顔も知らない結婚相手に、ずっと溺愛されていました。
*
「──お客様、すみませんがそろそろ閉店ですよ」
「……んっ」
「起きてください、お店閉まる時間ですよ」
男性の呆れたような声に、ゆっくりと意識が戻ってくるのが分かった。
カウンターテーブルの上に腕を敷いて伏せていたせいか、右腕の痺れに違和感を覚えて頭を持ち上げた瞬間、今までに感じたことのないような頭痛と吐き気が私を襲った。
「うっ」
「お客様、もう朝です。

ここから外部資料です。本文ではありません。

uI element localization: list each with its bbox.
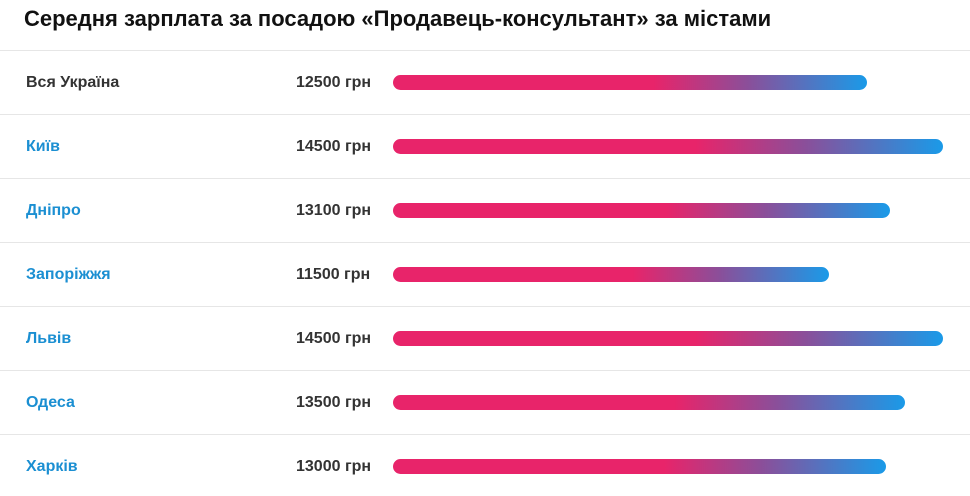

うちのバーは五時で閉店ですのでお帰りいただけますか?ご要望であればタクシーを呼びますよ?」
「……バー?朝?」
霞む目を凝らして辺りを見渡すと、目の前のカウンターにはたくさんのお酒とグラスが並んでいて、ここは落ち着いた雰囲気のお洒落なバーの店内だった。
遠慮がちに私の肩を揺すっている男性は、服装を見る限りきっとここのバーテンダーだろう。
「(そうだ、私……家、飛び出して来たんだっけ)」
世界一嫌いな父から勝手に結婚相手を決められ、人生で初めて家出という名の反抗をした。
必要最低限のものだけをキャリーケースに詰めて勢い任せに家を出たはいいものの、行く当てもなかった私はこれまで父がことごとく禁止してきたものを解禁しようと、このバーに入って想像もつかない名前のお酒をたくさんオーダーしていった。
ジントニックにモヒート、日本酒にマルガリータに、ワインにビール。
どれも苦いしアルコールならではの独特の味がして美味しいとは思えなかったけれど、それでも父の『結婚相手が決まったぞ』という言葉が蘇るたびに、私は出されたお酒をこれでもかというほど体内に流し込んだ。